Misran Lubis yang merupakan kader Muhammadiyah yang menamatkan studi S1 di Jurusan Komunikasi Penyiaran Islam (KPI) Fakultas Agama Islam (FAI) Universitas Muhammadiyah Sumatera Utara (UMSU) ini menjelaskan, bahwa usia anak merupakan tahapan terpenting dalam perkembangan manusia. Pada tahapan ini, anak mengembangkan semua potensinya yang akan menentukan kualitasnya sebagai manusia di masa dewasa.
“Masa kanak-kanak diketahui sebagai periode tumbuh kembang tercepat, juga rentan dengan berbagai resikonya,” sebutnya.
Dengan memahami fakta-fakta masa pertumbuhan fisik, psikis dan otak seseorang yang terjadi sangat pesat dimasa anak-anak, bahkan sejak dalam kandungan, maka akan disadari betapa pentingnya memberikan perhatian yang sangat khusus dan optimal kepada anak.
“Mereka akan menjadi pewaris kehidupan, dan untuk melihat seperti apa kualitas hidup manusia suatu bangsa dan negara dimasa depan, dapat diprediksi dengan melihat bagaimana situasi saat ini anak-anak mendapatkan pengasuhan, pembinaan dan perlindungan, untuk hidup, tumbuh dan berkembang,” tukasnya.
Potret Umum Anak Indonesia
Kepala Seknas PAACLA (Patnership for Action Against Child Labour in Agiculture) Indonesia 2020-2021 i ini membeberkan bagaimana gambaran umum anak Indonesia dewasa ini.
Diungkapkannya, populasi anak Indonesia pada tahun 2019 sekitar 84,4 juta, terdiri 43,2 juta anak laki-laki dan 41,1 juta anak perempuan3. Jumlah tersebut sekitar 1/3 (33%) dari total populasi penduduk, dan menjadi jumlah populasi anak terbesar keempat di dunia4. Dari jumlah tersebut, usia dini (0-6 tahun) terdapat sekitar 32,96 juta anak.
Menurut Misran Lubis, masa depan anak-anak tersebut dapat dilihat secara umum dengan situasi keterpenuhan hak-hak dasar dan perlindungan dari berbagai bentuk kekerasan, eksploitasi, penelantaran, dan perlakuan salah (KEPP).
“Keterpenuhan hak-hak mendasar anak, didasarkan pada indikator masih banyaknya anak-anak yang belum memiliki akte kelahiran khususnya di daerah perdesaan, masih adanya anak putus sekolah dan menjadi pekerja anak,” kata Misran Lubis yang menjadi Ketua Komisariat IMM FAI-UMSI Periode 1999-2000 dan unsur Pimpinan Cabang IMM Kota Medan, tahun 2000-2001.
Sementara sektor kesehatan, lanjut Misran Lubis, juga mencatat masih tingginya angka kematian ibu (AKI) melahirkan, berada pada angka 1 per 100.000 kelahiran hidup, serta angka kematian neonatal, bayi dan anak.

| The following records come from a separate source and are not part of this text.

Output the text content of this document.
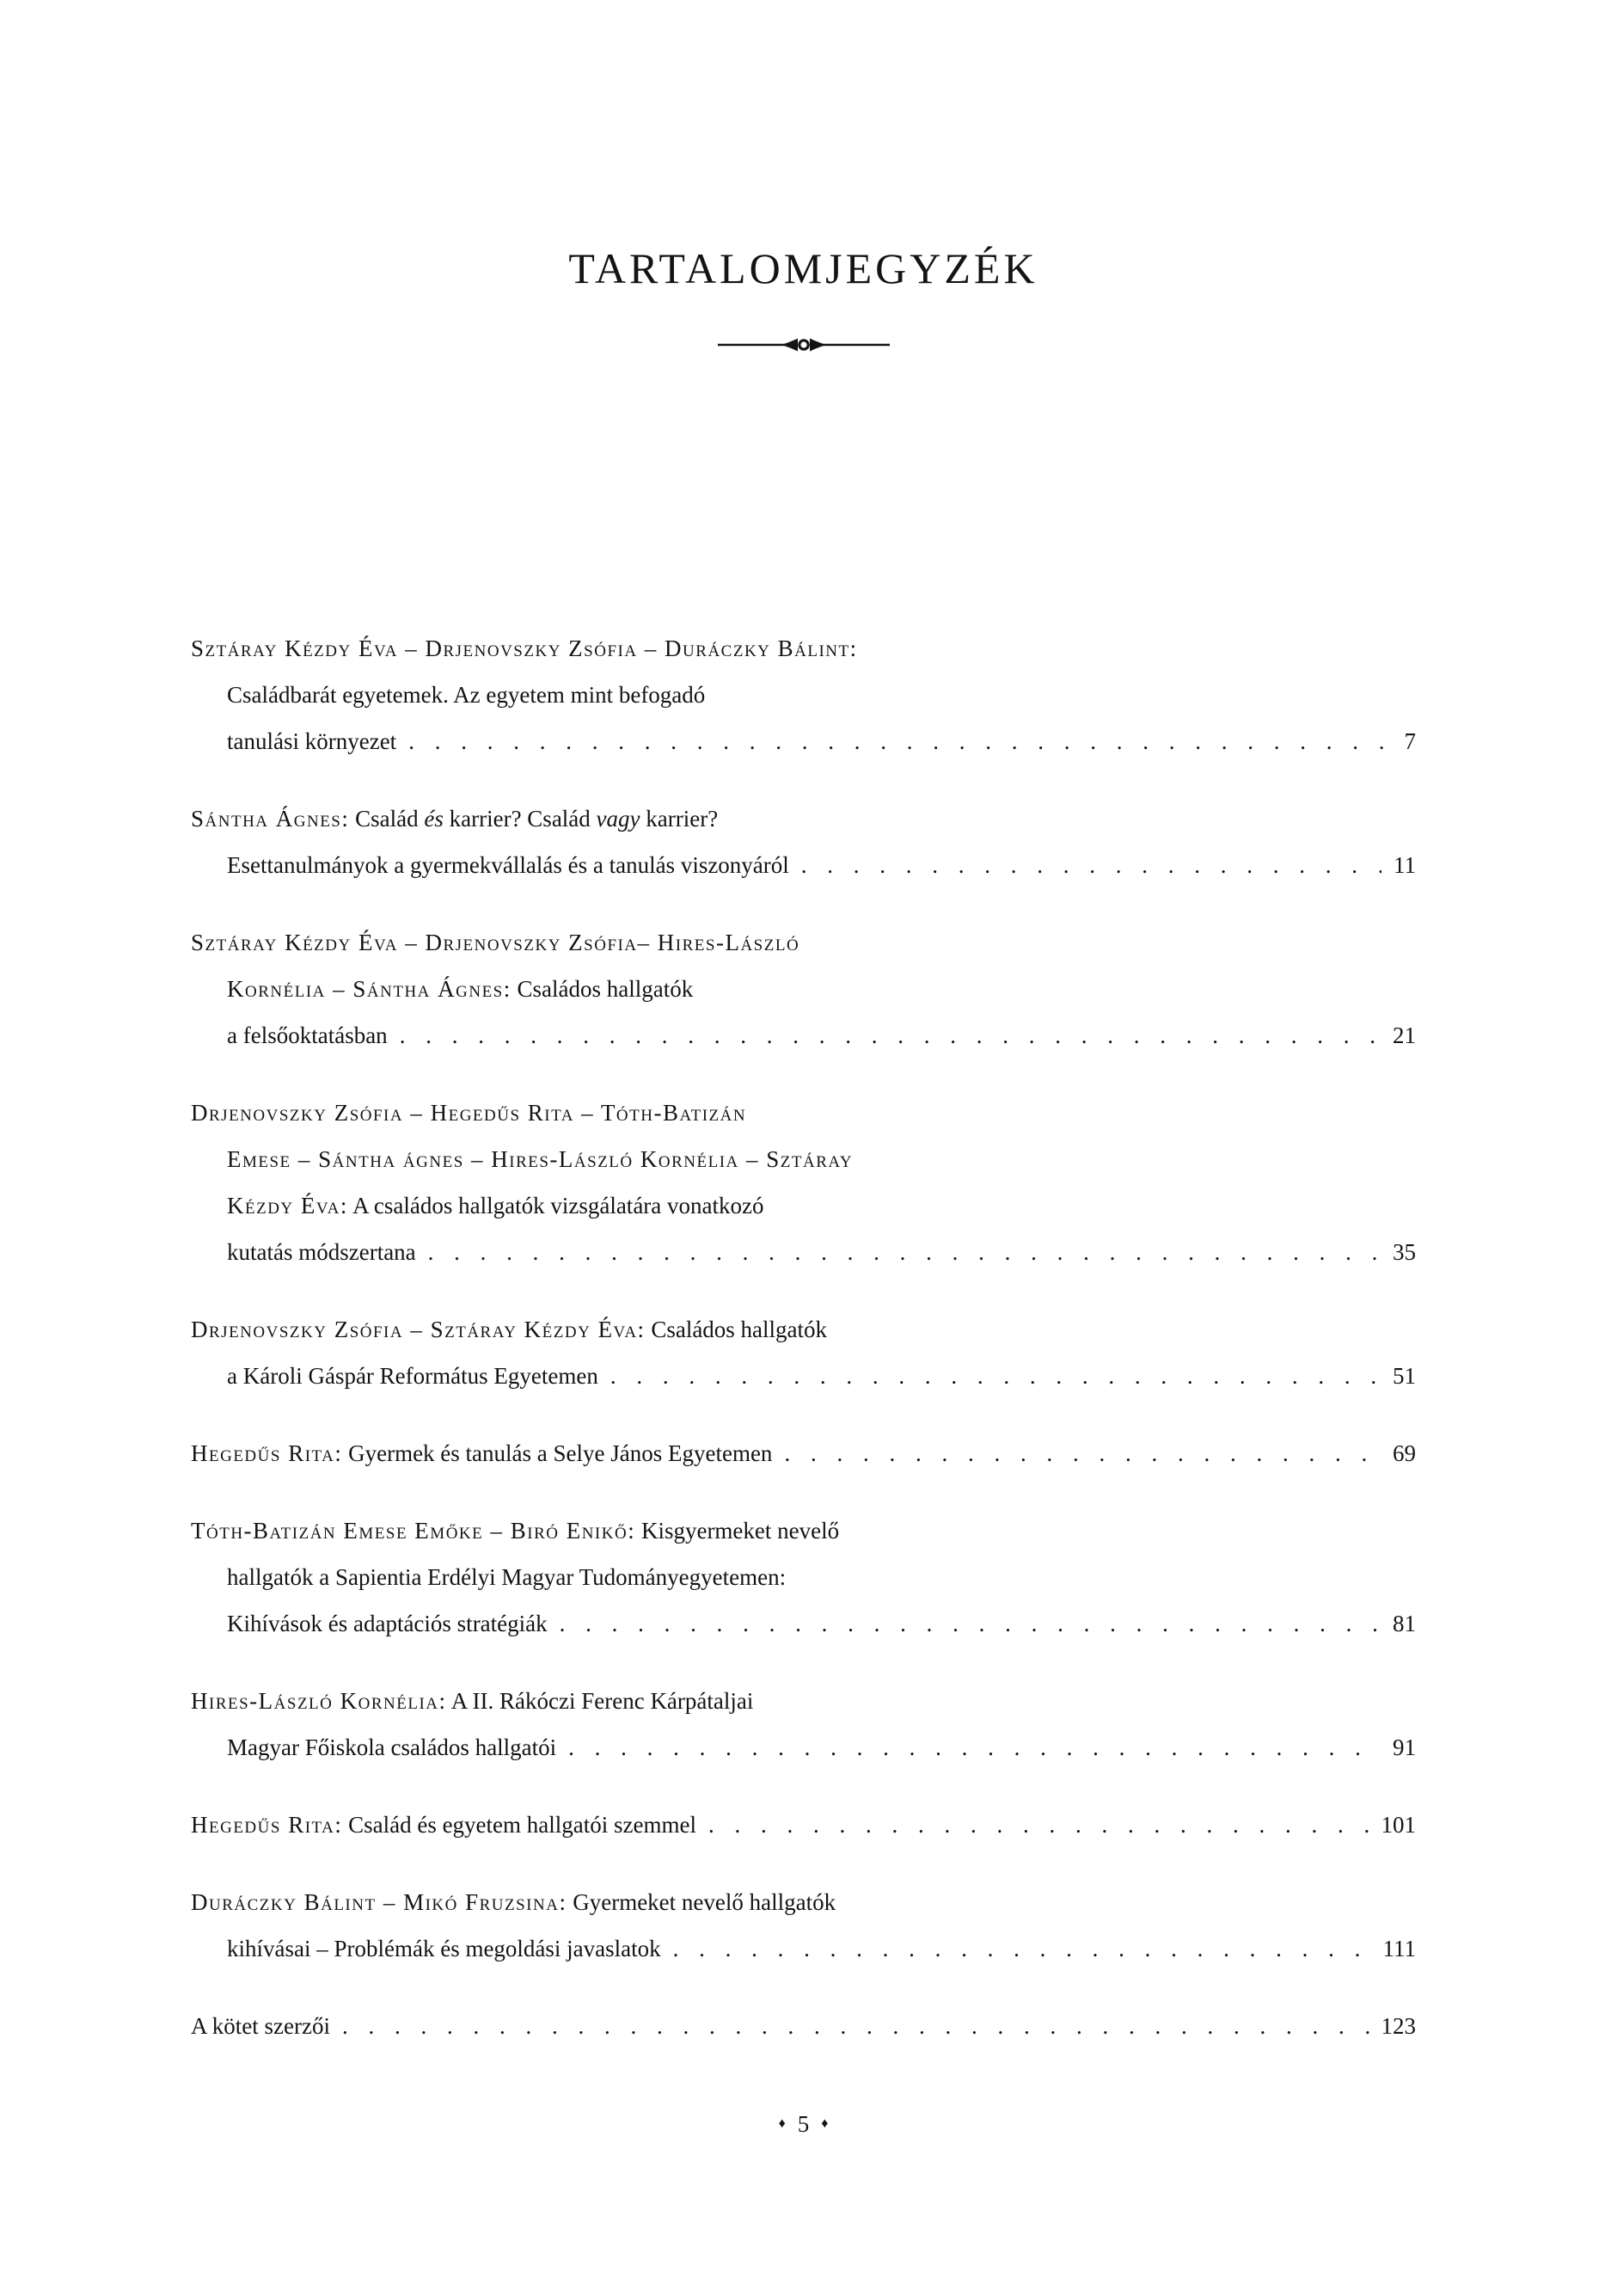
TARTALOMJEGYZÉK
Sztáray Kézdy Éva – Drjenovszky Zsófia – Duráczky Bálint:
Családbarát egyetemek. Az egyetem mint befogadó
tanulási környezet . . .	7
Sántha Ágnes: Család és karrier? Család vagy karrier?
Esettanulmányok a gyermekvállalás és a tanulás viszonyáról . . .	11
Sztáray Kézdy Éva – Drjenovszky Zsófia– Hires-László
Kornélia – Sántha Ágnes: Családos hallgatók
a felsőoktatásban . . .	21
Drjenovszky Zsófia – Hegedűs Rita – Tóth-Batizán
Emese – Sántha ágnes – Hires-László Kornélia – Sztáray
Kézdy Éva: A családos hallgatók vizsgálatára vonatkozó
kutatás módszertana . . .	35
Drjenovszky Zsófia – Sztáray Kézdy Éva: Családos hallgatók
a Károli Gáspár Református Egyetemen . . .	51
Hegedűs Rita: Gyermek és tanulás a Selye János Egyetemen . . .	69
Tóth-Batizán Emese Emőke – Biró Enikő: Kisgyermeket nevelő
hallgatók a Sapientia Erdélyi Magyar Tudományegyetemen:
Kihívások és adaptációs stratégiák . . .	81
Hires-László Kornélia: A II. Rákóczi Ferenc Kárpátaljai
Magyar Főiskola családos hallgatói . . .	91
Hegedűs Rita: Család és egyetem hallgatói szemmel . . .	101
Duráczky Bálint – Mikó Fruzsina: Gyermeket nevelő hallgatók
kihívásai – Problémák és megoldási javaslatok . . .	111
A kötet szerzői . . .	123
♦ 5 ♦
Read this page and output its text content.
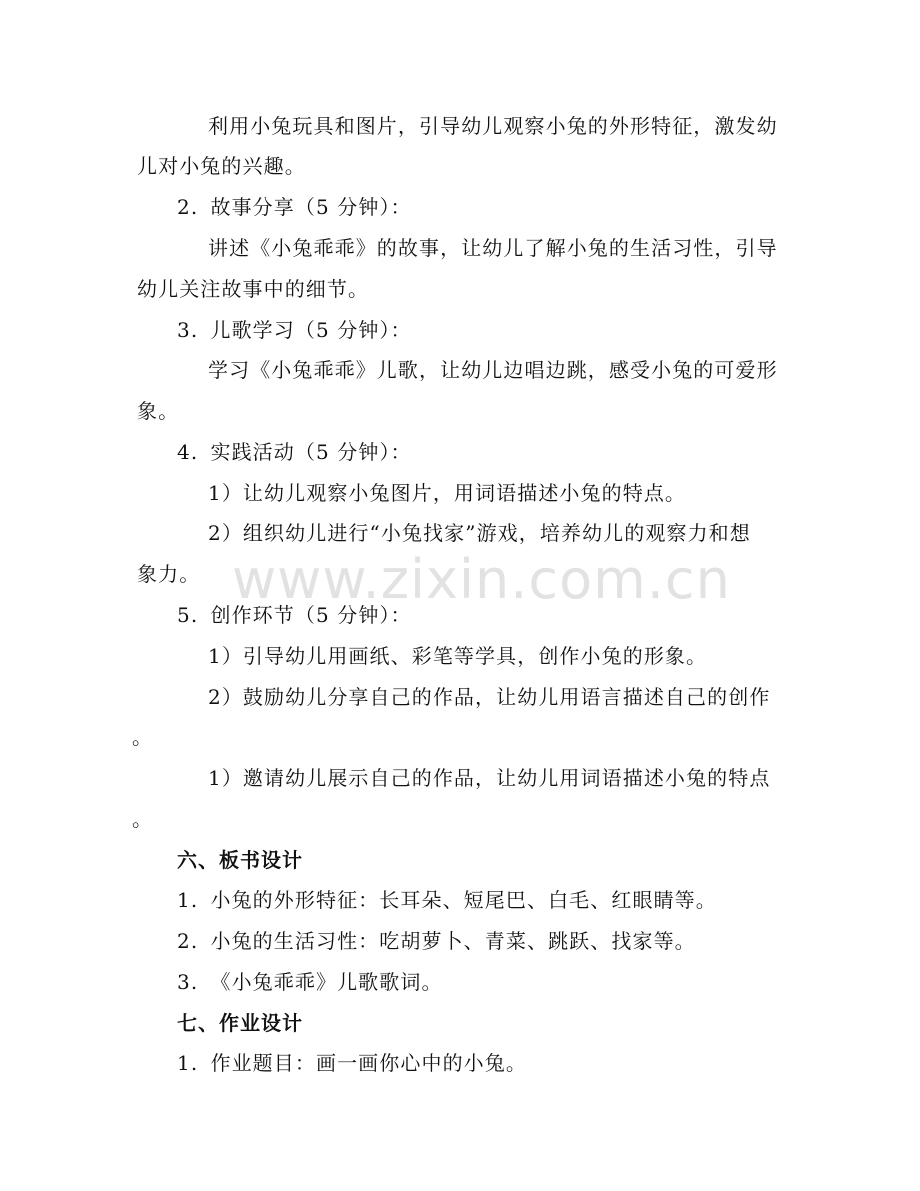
利用小兔玩具和图片，引导幼儿观察小兔的外形特征，激发幼
儿对小兔的兴趣。
2. 故事分享（5 分钟）：
讲述《小兔乖乖》的故事，让幼儿了解小兔的生活习性，引导
幼儿关注故事中的细节。
3. 儿歌学习（5 分钟）：
学习《小兔乖乖》儿歌，让幼儿边唱边跳，感受小兔的可爱形
象。
4. 实践活动（5 分钟）：
1）让幼儿观察小兔图片，用词语描述小兔的特点。
2）组织幼儿进行“小兔找家”游戏，培养幼儿的观察力和想
象力。
5. 创作环节（5 分钟）：
1）引导幼儿用画纸、彩笔等学具，创作小兔的形象。
2）鼓励幼儿分享自己的作品，让幼儿用语言描述自己的创作
。
1）邀请幼儿展示自己的作品，让幼儿用词语描述小兔的特点
。
六、板书设计
1. 小兔的外形特征：长耳朵、短尾巴、白毛、红眼睛等。
2. 小兔的生活习性：吃胡萝卜、青菜、跳跃、找家等。
3. 《小兔乖乖》儿歌歌词。
七、作业设计
1. 作业题目：画一画你心中的小兔。
www.zixin.com.cn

Bahkan 80% kematian neonatal terjadi pada pekan pertama kehidupan.
“Dari aspek perlindungan yang diukur dari perlindungan anak dalam situasi darurat karena Indonesia merupakan negara yang rentan dengan bencana, masih sangat sering terlihat adanya keterlabatan bantuan, belum terpenuhinya kebutuhan-kebutuhan spesifik anak, dan sejumlah masalah anak lainnya,” jelasnya.
Misran Lubis mengungkapkan, aspek KEPP pada anak, dari berbagai lembaga layanan pengaduan dan perlindungan anak, baik KPAI, KPPPA, dan lembaga-lembaga layanan non-pemerintah, menunjukkan adanya tren peningkatan kasus kekerasan, eksploitasi, penelantaran dan perlakuan salah setiap tahunnya.
“Misalnya saja data KPPPA, pada tahun 2020 kasus KEPP tercatat 20.505 kasus, dan meningkat pada tahun 2021 menjadi 25.216 kasus. Dari kasus-kasus tersebut, 86% korbannya adalah anak perempuan. Jenis kekerasan seksual masih menjadi kasus yang paling tinggi dialami oleh anak,” tukasnya.
“Situasi yang sangat mengkhawatirkan bukan saja dari angka kasus yang terus meningkat, namun juga melihat karakteristik pelaku dan tempat kejadian yang sangat dekat dengan aktifitas anak sehari-hari, seperti di rumah, tempat pendidikan, dan lingkungan tempat bermain anak,” tambahnya.